Training module#

This page describes all components related to medkit training.

Important

For using this module, you need to install PyTorch. You may install additional dependencies using pip install medkit-lib[training].

Note

For more details about all sub-packages, refer to medkit.training.

Be trainable in medkit#

A component can implement the TrainableComponent protocol to be trainable in medkit. With this protocol, you can define how to preprocess data, call the model and define the optimizer. Then, the Trainer will use these methods inside the training / evaluation loop.

The following table explains who makes the calls and where they make them:

Who

Where

A TrainableComponent

TrainableComponent

Initialization

load : load/initialize modules to be trained

Trainer

Initialization

create_optimizer : define an optimizer for the training/evalution loop

Data loading

preproces: transform medkit anns to input data
collate: creates a BatchData using input data

Forward step

forward: call internal model, return loss and model output

Saving checkpoint

save: save trained modules

A trainable component to detect entities#

A trainable component could define how to train a model from scratch or fine-tune a pretrained model. As a first implementation, medkit includes HFEntityMatcherTrainable, a trainable version of HFEntityMatcher. As you can see, an operation can contains a trainable component and expose it using the make_trainable() method.

You may see this tutorial with a fine-tune case for entity detection.

Important

Currently, medkit only supports the training of components using PyTorch components.

Note

For more details, refer to medkit.training.trainable_component module.

Trainer#

The Trainer aims to train any component implementing the TrainableComponent protocol. For each step involving data transformation, the Trainer calls the corresponding methods in the TrainableComponent.

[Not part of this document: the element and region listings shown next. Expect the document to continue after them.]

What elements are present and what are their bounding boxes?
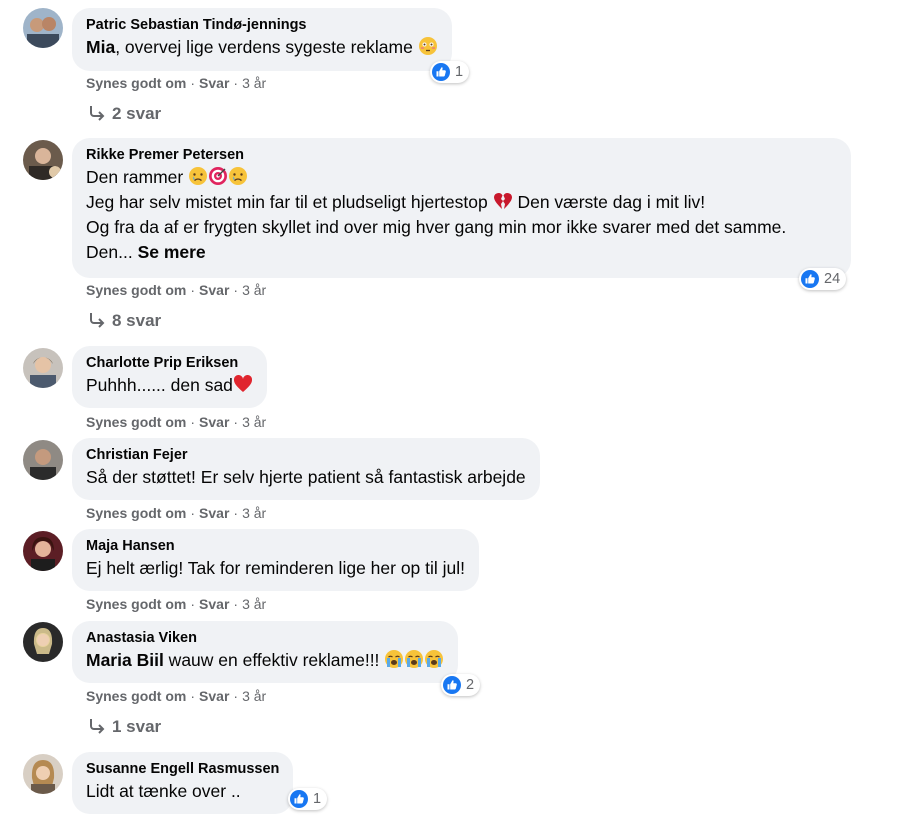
comment-bubble: Maja Hansen Ej helt ærlig! Tak for remin… <box>72 529 480 591</box>
loudly-crying-face-icon <box>384 649 404 669</box>
like-button[interactable]: Synes godt om <box>86 505 186 521</box>
comment-text: Mia, overvej lige verdens sygeste reklam… <box>86 35 438 60</box>
reply-button[interactable]: Svar <box>199 596 229 612</box>
comment-author[interactable]: Anastasia Viken <box>86 629 444 648</box>
loudly-crying-face-icon <box>424 649 444 669</box>
comment-timestamp[interactable]: 3 år <box>242 596 266 612</box>
reply-button[interactable]: Svar <box>199 505 229 521</box>
comment-author[interactable]: Patric Sebastian Tindø-jennings <box>86 16 438 35</box>
comment-bubble: Patric Sebastian Tindø-jennings Mia, ove… <box>72 8 452 71</box>
see-more-link[interactable]: Se mere <box>138 242 206 262</box>
mention-link[interactable]: Mia <box>86 37 115 57</box>
crying-face-icon <box>228 166 248 186</box>
like-icon <box>443 676 461 694</box>
view-replies-link[interactable]: 1 svar <box>88 717 161 737</box>
reply-button[interactable]: Svar <box>199 282 229 298</box>
comment-timestamp[interactable]: 3 år <box>242 688 266 704</box>
like-button[interactable]: Synes godt om <box>86 75 186 91</box>
comment-text: Puhhh...... den sad <box>86 373 253 398</box>
view-replies-link[interactable]: 2 svar <box>88 104 161 124</box>
avatar[interactable] <box>23 531 63 571</box>
reaction-count-badge[interactable]: 1 <box>288 788 328 810</box>
avatar[interactable] <box>23 754 63 794</box>
comment-timestamp[interactable]: 3 år <box>242 414 266 430</box>
flushed-face-icon <box>418 36 438 56</box>
like-icon <box>290 790 308 808</box>
comment-text: Ej helt ærlig! Tak for reminderen lige h… <box>86 558 466 578</box>
comment-actions: Synes godt om · Svar · 3 år <box>86 688 267 704</box>
avatar[interactable] <box>23 348 63 388</box>
reply-button[interactable]: Svar <box>199 75 229 91</box>
comment-timestamp[interactable]: 3 år <box>242 75 266 91</box>
like-button[interactable]: Synes godt om <box>86 414 186 430</box>
comment-text: Lidt at tænke over .. <box>86 781 241 801</box>
loudly-crying-face-icon <box>404 649 424 669</box>
comment-author[interactable]: Christian Fejer <box>86 446 526 465</box>
comment-text: Den rammer Jeg har selv mistet min far t… <box>86 166 787 262</box>
like-button[interactable]: Synes godt om <box>86 596 186 612</box>
view-replies-link[interactable]: 8 svar <box>88 311 161 331</box>
mention-link[interactable]: Maria Biil <box>86 650 164 670</box>
broken-heart-icon <box>493 191 513 211</box>
comment-author[interactable]: Rikke Premer Petersen <box>86 146 837 165</box>
reaction-count-badge[interactable]: 24 <box>799 268 847 290</box>
comment-author[interactable]: Maja Hansen <box>86 537 465 556</box>
comment-bubble: Anastasia Viken Maria Biil wauw en effek… <box>72 621 459 683</box>
avatar[interactable] <box>23 440 63 480</box>
comment-bubble: Charlotte Prip Eriksen Puhhh...... den s… <box>72 346 267 408</box>
avatar[interactable] <box>23 140 63 180</box>
comment-author[interactable]: Susanne Engell Rasmussen <box>86 760 279 779</box>
reply-button[interactable]: Svar <box>199 688 229 704</box>
like-button[interactable]: Synes godt om <box>86 282 186 298</box>
reply-button[interactable]: Svar <box>199 414 229 430</box>
comment-timestamp[interactable]: 3 år <box>242 282 266 298</box>
like-button[interactable]: Synes godt om <box>86 688 186 704</box>
crying-face-icon <box>188 166 208 186</box>
reply-arrow-icon <box>88 105 106 121</box>
comment-actions: Synes godt om · Svar · 3 år <box>86 596 267 612</box>
comment-bubble: Christian Fejer Så der støttet! Er selv … <box>72 438 540 500</box>
comment-bubble: Susanne Engell Rasmussen Lidt at tænke o… <box>72 752 294 814</box>
reaction-count-badge[interactable]: 2 <box>441 674 481 696</box>
target-icon <box>208 166 228 186</box>
like-icon <box>432 63 450 81</box>
comment-actions: Synes godt om · Svar · 3 år <box>86 505 267 521</box>
comment-actions: Synes godt om · Svar · 3 år <box>86 75 267 91</box>
comment-actions: Synes godt om · Svar · 3 år <box>86 414 267 430</box>
reply-arrow-icon <box>88 718 106 734</box>
red-heart-icon <box>233 374 253 394</box>
like-icon <box>801 270 819 288</box>
comment-text: Maria Biil wauw en effektiv reklame!!! <box>86 648 444 673</box>
reaction-count-badge[interactable]: 1 <box>430 61 470 83</box>
comment-bubble: Rikke Premer Petersen Den rammer Jeg har… <box>72 138 851 278</box>
comment-timestamp[interactable]: 3 år <box>242 505 266 521</box>
reply-arrow-icon <box>88 312 106 328</box>
comment-text: Så der støttet! Er selv hjerte patient s… <box>86 467 526 487</box>
comment-actions: Synes godt om · Svar · 3 år <box>86 282 267 298</box>
avatar[interactable] <box>23 622 63 662</box>
comment-author[interactable]: Charlotte Prip Eriksen <box>86 354 253 373</box>
avatar[interactable] <box>23 8 63 48</box>
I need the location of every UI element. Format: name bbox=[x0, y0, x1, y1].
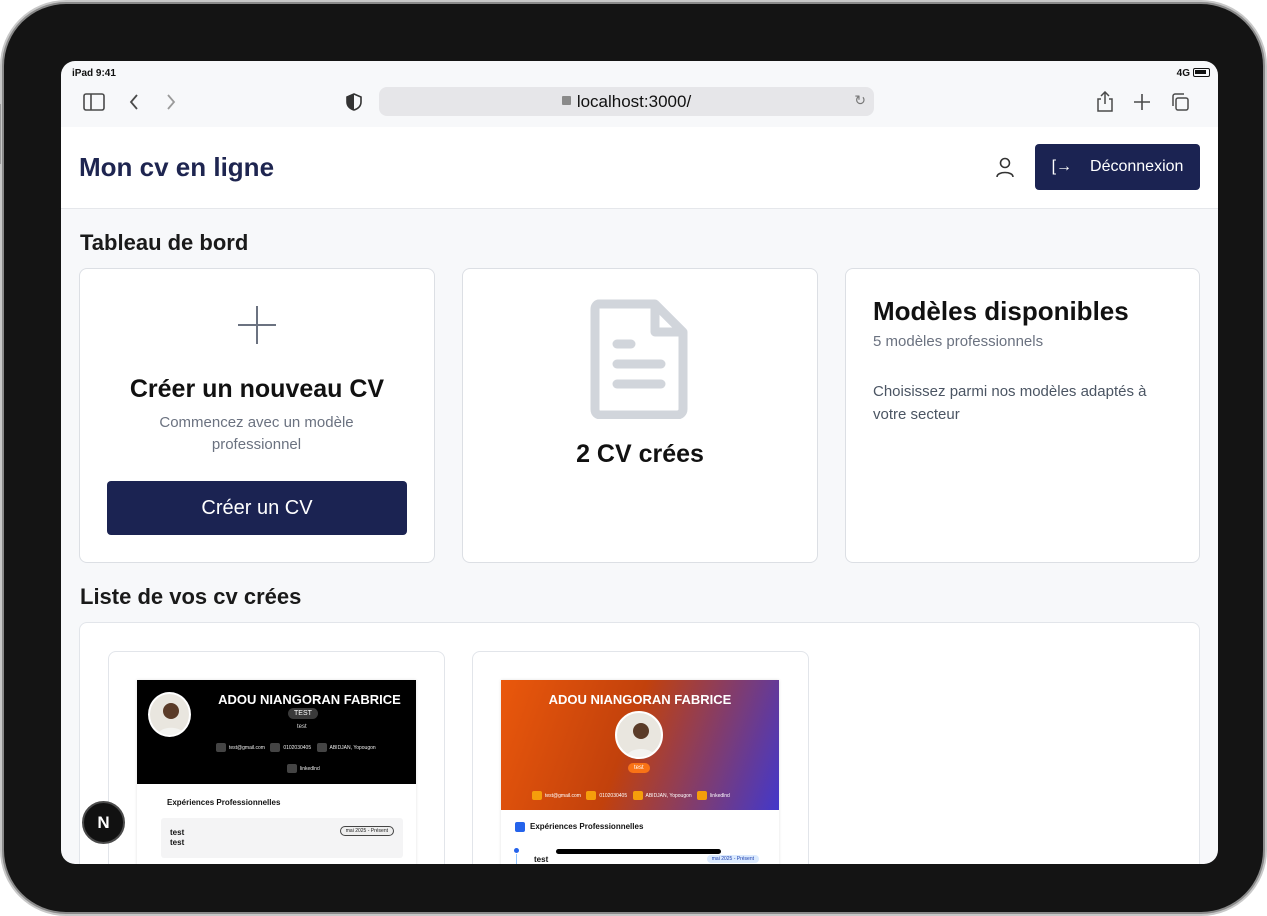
cv-count-text: 2 CV crées bbox=[576, 440, 704, 468]
location-icon bbox=[632, 791, 643, 800]
cv-exp-date: mai 2025 - Présent bbox=[706, 855, 759, 863]
models-description: Choisissez parmi nos modèles adaptés à v… bbox=[873, 383, 1147, 423]
user-icon[interactable] bbox=[994, 156, 1016, 180]
new-tab-icon[interactable] bbox=[1129, 89, 1155, 115]
status-time: iPad 9:41 bbox=[72, 68, 116, 79]
cv-card[interactable]: ADOU NIANGORAN FABRICE TEST test test@gm… bbox=[108, 651, 445, 864]
battery-icon bbox=[1193, 68, 1210, 77]
create-cv-card: Créer un nouveau CV Commencez avec un mo… bbox=[79, 268, 435, 563]
app-header: Mon cv en ligne [→ Déconnexion bbox=[61, 127, 1218, 209]
lock-icon bbox=[561, 96, 571, 105]
cv-exp-company: test bbox=[170, 838, 185, 847]
timeline-line bbox=[516, 854, 517, 864]
cv-section-title: Expériences Professionnelles bbox=[167, 798, 281, 807]
phone-icon bbox=[586, 791, 597, 800]
cv-preview: ADOU NIANGORAN FABRICE TEST test test@gm… bbox=[137, 680, 416, 864]
back-icon[interactable] bbox=[121, 89, 147, 115]
models-subtitle: 5 modèles professionnels bbox=[873, 333, 1044, 350]
cv-list-panel: ADOU NIANGORAN FABRICE TEST test test@gm… bbox=[79, 622, 1200, 864]
create-card-title: Créer un nouveau CV bbox=[129, 375, 385, 403]
cv-section-title: Expériences Professionnelles bbox=[515, 822, 643, 832]
document-icon bbox=[589, 299, 689, 420]
status-bar: iPad 9:41 4G bbox=[61, 61, 1218, 83]
cv-card[interactable]: ADOU NIANGORAN FABRICE test test@gmail.c… bbox=[472, 651, 809, 864]
cv-email: test@gmail.com bbox=[229, 744, 265, 751]
device-frame: iPad 9:41 4G localhost:3000/ ↻ Mon cv en… bbox=[0, 4, 1263, 912]
cv-experience: test test mai 2025 - Présent bbox=[161, 818, 403, 858]
cv-exp-title: test bbox=[170, 828, 185, 837]
cv-exp-title: test bbox=[534, 855, 549, 864]
cv-location: ABIDJAN, Yopougon bbox=[329, 744, 376, 751]
tabs-icon[interactable] bbox=[1167, 89, 1193, 115]
cv-list-title: Liste de vos cv crées bbox=[80, 584, 302, 609]
app-title[interactable]: Mon cv en ligne bbox=[79, 152, 274, 183]
models-title: Modèles disponibles bbox=[873, 296, 1129, 326]
home-indicator bbox=[556, 849, 721, 854]
logout-label: Déconnexion bbox=[1090, 158, 1184, 175]
phone-icon bbox=[270, 743, 281, 752]
shield-icon[interactable] bbox=[341, 89, 367, 115]
profile-photo bbox=[615, 711, 663, 759]
cv-exp-date: mai 2025 - Présent bbox=[339, 826, 394, 836]
cv-linkedin: linkedlnd bbox=[300, 765, 320, 772]
cv-name: ADOU NIANGORAN FABRICE bbox=[218, 692, 401, 707]
cv-badge: test bbox=[628, 763, 650, 773]
cv-linkedin-row: linkedlnd bbox=[283, 764, 320, 773]
cv-header: ADOU NIANGORAN FABRICE test test@gmail.c… bbox=[501, 680, 779, 810]
network-indicator: 4G bbox=[1176, 68, 1190, 79]
cv-phone: 0102030405 bbox=[599, 792, 628, 799]
url-text: localhost:3000/ bbox=[576, 91, 692, 111]
mail-icon bbox=[532, 791, 542, 800]
side-button bbox=[0, 104, 1, 164]
create-cv-button[interactable]: Créer un CV bbox=[107, 481, 407, 535]
cv-phone: 0102030405 bbox=[283, 744, 312, 751]
browser-toolbar: localhost:3000/ ↻ bbox=[61, 83, 1218, 127]
cv-name: ADOU NIANGORAN FABRICE bbox=[548, 692, 732, 707]
cv-subtitle: test bbox=[297, 724, 307, 730]
dashboard-title: Tableau de bord bbox=[80, 230, 249, 255]
address-bar[interactable]: localhost:3000/ ↻ bbox=[379, 87, 874, 116]
models-card: Modèles disponibles 5 modèles profession… bbox=[845, 268, 1200, 563]
timeline-dot bbox=[514, 848, 519, 853]
briefcase-icon bbox=[515, 822, 525, 832]
reload-icon[interactable]: ↻ bbox=[854, 92, 866, 109]
screen: iPad 9:41 4G localhost:3000/ ↻ Mon cv en… bbox=[61, 61, 1218, 864]
location-icon bbox=[316, 743, 327, 752]
create-card-subtitle: Commencez avec un modèle professionnel bbox=[159, 414, 354, 453]
cv-contacts: test@gmail.com 0102030405 ABIDJAN, Yopou… bbox=[212, 743, 376, 752]
linkedin-icon bbox=[697, 791, 708, 800]
plus-icon bbox=[238, 306, 276, 344]
logout-button[interactable]: [→ Déconnexion bbox=[1035, 144, 1200, 190]
logout-icon: [→ bbox=[1051, 158, 1073, 175]
share-icon[interactable] bbox=[1092, 89, 1118, 115]
mail-icon bbox=[216, 743, 226, 752]
cv-count-card: 2 CV crées bbox=[462, 268, 818, 563]
cv-badge: TEST bbox=[288, 708, 318, 719]
cv-email: test@gmail.com bbox=[545, 792, 581, 799]
nextjs-dev-badge[interactable]: N bbox=[82, 801, 125, 844]
cv-header: ADOU NIANGORAN FABRICE TEST test test@gm… bbox=[137, 680, 416, 784]
linkedin-icon bbox=[287, 764, 297, 773]
cv-contacts: test@gmail.com 0102030405 ABIDJAN, Yopou… bbox=[528, 791, 730, 800]
forward-icon[interactable] bbox=[158, 89, 184, 115]
cv-location: ABIDJAN, Yopougon bbox=[645, 792, 692, 799]
cv-preview: ADOU NIANGORAN FABRICE test test@gmail.c… bbox=[501, 680, 779, 864]
sidebar-icon[interactable] bbox=[81, 89, 107, 115]
cv-section-label: Expériences Professionnelles bbox=[530, 822, 644, 832]
cv-linkedin: linkedlnd bbox=[710, 792, 730, 799]
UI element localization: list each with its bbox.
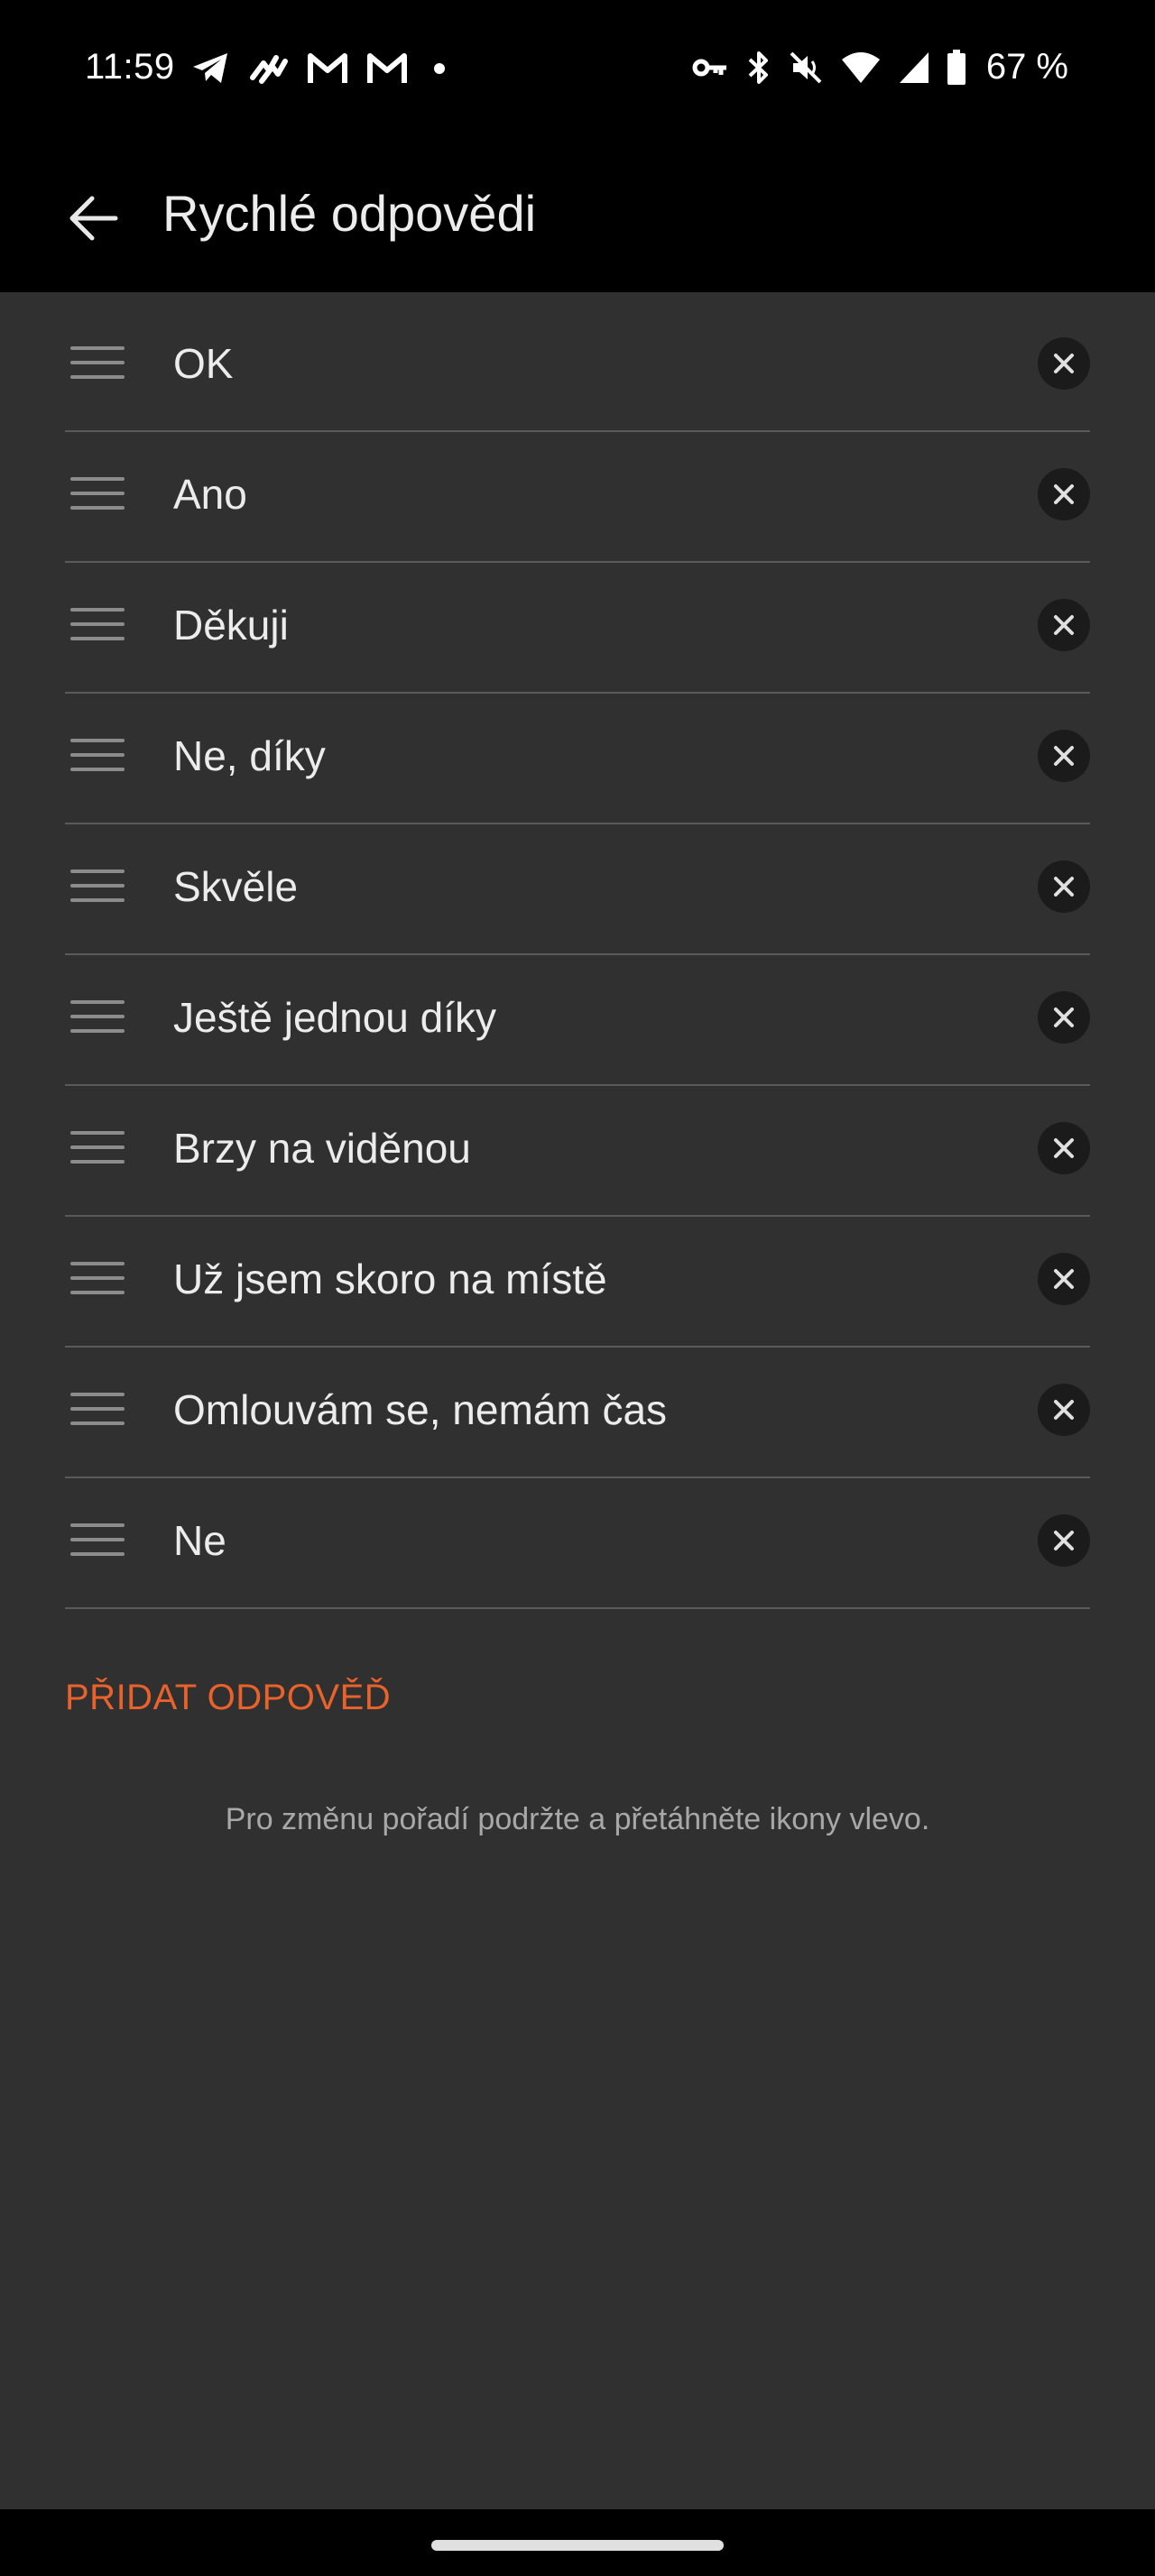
- reply-text[interactable]: Už jsem skoro na místě: [173, 1255, 607, 1303]
- delete-reply-button[interactable]: [1038, 468, 1090, 520]
- drag-handle-icon[interactable]: [70, 474, 125, 513]
- reply-row: Ne, díky: [65, 694, 1090, 824]
- reply-text[interactable]: Ano: [173, 470, 247, 519]
- delete-reply-button[interactable]: [1038, 860, 1090, 913]
- reply-text[interactable]: Skvěle: [173, 862, 298, 911]
- close-icon: [1054, 1007, 1074, 1027]
- drag-handle-icon[interactable]: [70, 997, 125, 1036]
- reply-row: Ano: [65, 432, 1090, 563]
- navigation-bar: [0, 2509, 1155, 2576]
- quick-replies-list: OK Ano Děkuji Ne, díky Skvěle Ještě jedn: [65, 301, 1090, 1609]
- telegram-icon: [191, 51, 231, 87]
- bluetooth-icon: [746, 50, 772, 86]
- close-icon: [1054, 484, 1074, 504]
- vpn-key-icon: [692, 54, 730, 81]
- reply-text[interactable]: Děkuji: [173, 601, 289, 649]
- reply-text[interactable]: Ne, díky: [173, 731, 326, 780]
- arrow-back-icon: [69, 196, 118, 241]
- close-icon: [1054, 1269, 1074, 1289]
- reply-row: Ještě jednou díky: [65, 955, 1090, 1086]
- signal-icon: [898, 51, 930, 85]
- reply-row: Děkuji: [65, 563, 1090, 694]
- notification-icons: [191, 51, 453, 87]
- page-title: Rychlé odpovědi: [162, 185, 537, 242]
- delete-reply-button[interactable]: [1038, 337, 1090, 390]
- close-icon: [1054, 1400, 1074, 1420]
- status-bar: 11:59 67 %: [0, 0, 1155, 144]
- close-icon: [1054, 1138, 1074, 1158]
- delete-reply-button[interactable]: [1038, 1384, 1090, 1436]
- drag-handle-icon[interactable]: [70, 1389, 125, 1429]
- add-reply-button[interactable]: PŘIDAT ODPOVĚĎ: [65, 1678, 391, 1718]
- status-time: 11:59: [85, 47, 175, 87]
- close-icon: [1054, 746, 1074, 766]
- drag-handle-icon[interactable]: [70, 1127, 125, 1167]
- mute-icon: [788, 50, 824, 86]
- gmail-icon: [366, 52, 408, 85]
- reply-row: Brzy na viděnou: [65, 1086, 1090, 1217]
- wifi-icon: [840, 51, 882, 85]
- reply-row: Omlouvám se, nemám čas: [65, 1348, 1090, 1478]
- reply-row: Ne: [65, 1478, 1090, 1609]
- reply-text[interactable]: Ještě jednou díky: [173, 993, 496, 1042]
- delete-reply-button[interactable]: [1038, 1122, 1090, 1174]
- reply-text[interactable]: Ne: [173, 1516, 226, 1565]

For example, if you want to train a SegmentClassifier, you can define how to preprocess the Segment with its Attribute to get a dictionary of tensors for the model. Under the hood, the training loop will call SegmentClassifier.preprocess() + SegmentClassifier.collate() inside the training_dataloader to transform the medkit segments into a Batch of tensors.

# 1. Initialize the trainable component i.e. a segment_classifier
segment_classifier = SegmentClassifier(...)

# 2. Load/prepare the set of medkit anns (segments)
# 3. Define hyperparameters for the trainer
trainer_config = TrainerConfig(...)

trainer = Trainer(
    component=segment_classifier,  # trainable component
    config=trainer_config,  # configuration
    train_data=train_dataset,  # training documents
    eval_data=val_dataset,  # eval documents
)

History#

Once the trainer has been configured, you can start the training using trainer.train(). The method returns a dictionary with the metrics during training and evaluation by epoch.

history = trainer.train()
# ...
# log main information, metrics and info about the checkpoint

The trainer controls the calling of methods and optional modules, here a simplified version of the training loop.

for input_data in training_dataloader:
    callback_on_step()
    input_data = input_data.to_device(device)
    output_data, loss = trainableComponent.forward(input_data)
    loss.backward()
    optimizer.step()

    # if metrics_computer is defined
    data_for_metrics.extend(metrics_computer.prepare_batch(input_data,output_data))
    ... 

# compute metrics 
metrics_computer.compute(data_for_metrics)    

Note

For more details, refer to medkit.training.trainer module.

Custom training#

Hyperparameters#

The TrainerConfig allows you to define learning parameters such as learning rate, number of epochs, etc.

Metrics Computer#

You can add custom metrics in training. You can define how prepare a batch for the metric and how to compute the metric. For more details, refer to medkit.training.MetricsComputer protocol.

Tip

For the moment, medkit includes SeqEvalMetricsComputer for entity detection. This is still in development, you can integrate more metrics depending on your task/modality.

Learning rate scheduler#

You can define how to adjust learning rate. If you use PyTorch models, you can use a method from torch.optim.lr_scheduler

For example, you can update the learning rate each 5 optimization steps:

import torch 

trainer = Trainer(
    ..., lr_scheduler_builder=lambda optimizer: torch.optim.lr_scheduler.StepLR(optimizer, step_size=5)
)

If you use transformers models, you may refer to get_scheduler method.

Callbacks#

medkit provides a set of callbacks that can be used if you want to do some stuff like logging information.

For using these callbacks, you need to implement a class derived from TrainerCallback.

If you do not provide your own one to the Trainer, it will use the DefaultPrinterCallback.

Note

For more details, refer to medkit.training.callbacks module.

Note

This module is under development, in future versions medkit could support more powerful callbacks.